OASPA, COPE, DOAJ, and WAME do NOT ask for hoax manuscripts. They look at the Peer Review Process as part of their “Principles of Transparency”. Well done!
Transparency, but how much?
Wouter Gerritsma (WoW!ter) proposes 5 stages (stars) of transparency in the review process. Thanks for this proposal! I agree in principle, but some hints:
a) It seems reasonable to name the handling editor. In the end someone needs to be accountable for the review process of a certain manuscript.
b) Putting the reviewer’s names on a paper can be questioned. There are advantages and disadvantages of an open versus a blind review process (http://www.elsevier.com/reviewers/peer-review).

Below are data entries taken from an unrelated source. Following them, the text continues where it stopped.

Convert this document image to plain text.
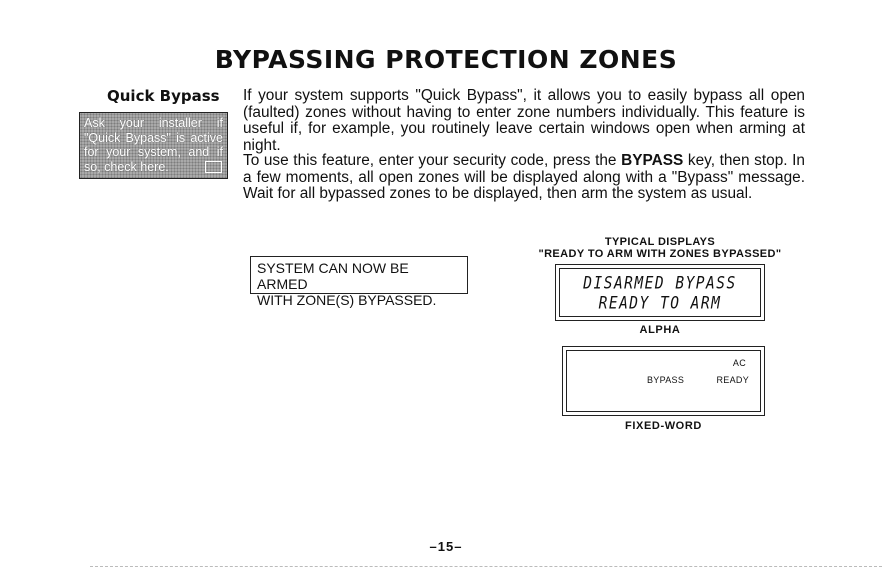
BYPASSING PROTECTION ZONES
Quick Bypass
Ask your installer if "Quick Bypass" is active for your system, and if so, check here.

If your system supports "Quick Bypass", it allows you to easily bypass all open (faulted) zones without having to enter zone numbers individually. This feature is useful if, for example, you routinely leave certain windows open when arming at night.

To use this feature, enter your security code, press the BYPASS key, then stop. In a few moments, all open zones will be displayed along with a "Bypass" message. Wait for all bypassed zones to be displayed, then arm the system as usual.

SYSTEM CAN NOW BE ARMED
WITH ZONE(S) BYPASSED.
TYPICAL DISPLAYS
"READY TO ARM WITH ZONES BYPASSED"
DISARMED BYPASS
READY TO ARM
ALPHA
AC
BYPASS	READY
FIXED-WORD
–15–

c) It is not simply a /editors decision one and for all times how open a review process should be. Individual people are involved; each of them has an individual sense where the limit of openness is reached. This is especially true, when it comes to the 5th stage (star). We may share many things on the Internet, but some people may not want to share their cell phone number. Authors may not want to publish all their mistakes revealed in the review process. Reviewers may not want to reveal that they asked for an unreasonable change. It is the shining end result of the review process everyone involved is proud of.
d) Journals may not take up the stages of transparency of the review process exactly in the given order. Alternatively, each measure implemented could be worth one star and stars are added up.
e) It would be unrealistic to demand 5 stars as a prerequisite for membership at OASPA, COPE, DOAJ, or WAME. The organizations should define their minimum requirements.
Show Review Process Transparency on the OAS!
The transparency (openness) scale of the review process should be included in the Open Access Spectrum (OAS) as a new 7th dimension (more: https://oaspa.org/new-guide-on-openness-is-released/#comment-5235). The more transparent the better, but individuals must not be forced to transparency (with respect to reviewer’s names and review reports). I would also not want a policy of “you are transparent or you leave”.
I think this is a great step in the right direction. If there is anything we can do to assist regarding the verification and increased transparency of peer review, please don’t hesitate to contact us. That’s exactly why PRE (Peer Review Evaluation) was created.
This joint agreement is being reviewed by the organisations involved and any updates will be posted on our blog. But it should be noted that with immediate effect OASPA will keep all information regarding applications in progress or rejected as confidential.
Is there a Spanish version to these Principles of Transparency?